Joel Selvin (born February 14, 1950) is an American San Francisco-based music critic and author known for his weekly column in the San Francisco Chronicle, which ran from 1972 to 2009. Selvin has written books covering various aspects of pop music—including the No. 1 New York Times best-seller Red: My Uncensored Life In Rock with Sammy Hagar—and has interviewed many musical artists.

Selvin has published articles in Rolling Stone, the Los Angeles Times, Billboard, and Melody Maker, and has written liner notes for dozens of recorded albums. He has appeared in documentaries about the music scene and has occasionally taken the stage himself as a rock and roll singer.

==Writing career==

===Music critic===
Selvin was born in Berkeley, California. He has stated that he failed to graduate with his Berkeley High School class of 1967. He moved to San Francisco and was hired as a copy boy at the San Francisco Chronicle. Selvin soon wangled a backstage pass for a show at The Fillmore and submitted his first piece to the Chronicle's Sunday Datebook in 1969. Selvin left the Chronicle for a brief, unsuccessful effort in undergraduate studies at the University of California, Riverside where he wrote for the school paper. Returning to San Francisco, he wrote a review of First Step by the Faces for Rolling Stone, published in May 1970.
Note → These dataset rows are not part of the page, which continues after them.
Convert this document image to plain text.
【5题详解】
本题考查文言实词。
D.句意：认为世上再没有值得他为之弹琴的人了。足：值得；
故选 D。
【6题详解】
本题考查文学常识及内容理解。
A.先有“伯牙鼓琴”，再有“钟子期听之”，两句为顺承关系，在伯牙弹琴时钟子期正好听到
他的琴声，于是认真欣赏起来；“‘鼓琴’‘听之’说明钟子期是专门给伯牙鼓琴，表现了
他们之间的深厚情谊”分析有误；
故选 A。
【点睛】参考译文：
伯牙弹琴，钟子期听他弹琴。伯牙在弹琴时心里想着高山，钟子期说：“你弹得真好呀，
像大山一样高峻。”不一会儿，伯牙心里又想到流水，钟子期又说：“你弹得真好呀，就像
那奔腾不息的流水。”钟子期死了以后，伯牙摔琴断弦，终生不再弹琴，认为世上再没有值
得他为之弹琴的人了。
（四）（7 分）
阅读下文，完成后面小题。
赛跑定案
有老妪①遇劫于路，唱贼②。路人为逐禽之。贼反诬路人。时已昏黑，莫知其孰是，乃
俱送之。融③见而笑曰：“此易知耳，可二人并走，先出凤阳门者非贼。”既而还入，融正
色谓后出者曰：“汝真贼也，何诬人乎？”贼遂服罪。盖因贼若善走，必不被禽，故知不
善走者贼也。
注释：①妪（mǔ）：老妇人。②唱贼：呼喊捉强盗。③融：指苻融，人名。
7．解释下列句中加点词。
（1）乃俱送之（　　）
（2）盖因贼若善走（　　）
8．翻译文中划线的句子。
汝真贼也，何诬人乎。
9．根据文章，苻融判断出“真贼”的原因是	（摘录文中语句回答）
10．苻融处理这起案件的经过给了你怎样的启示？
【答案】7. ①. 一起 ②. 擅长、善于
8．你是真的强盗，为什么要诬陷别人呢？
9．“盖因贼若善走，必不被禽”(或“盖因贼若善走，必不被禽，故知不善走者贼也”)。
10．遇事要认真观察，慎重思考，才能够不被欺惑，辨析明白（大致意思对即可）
In 1972, Selvin was hired as an assistant to Chronicle music critic John L. Wasserman, and began to write for both the daily and the Sunday newspaper issues, filing reviews of local shows with rock and roll as well as rhythm and blues performances. When Wasserman died in 1979, Selvin picked up the reins of the Chronicle's pop music coverage. A half year later, one of Selvin's more infamous pieces ran about Bob Dylan's first concert in San Francisco after his conversion to Christianity. In his piece entitled "Bob Dylan's God-Awful Gospel", Selvin wrote:
Genius may be pain, but this guy is not feeling any pain. Anesthetized by his new-found beliefs, Dylan has written some of the most banal, uninspired and inventionless songs of his career for his Jesus phase. He cannibalized melodies from some of his earlier songs to give the new ones their strongest moments.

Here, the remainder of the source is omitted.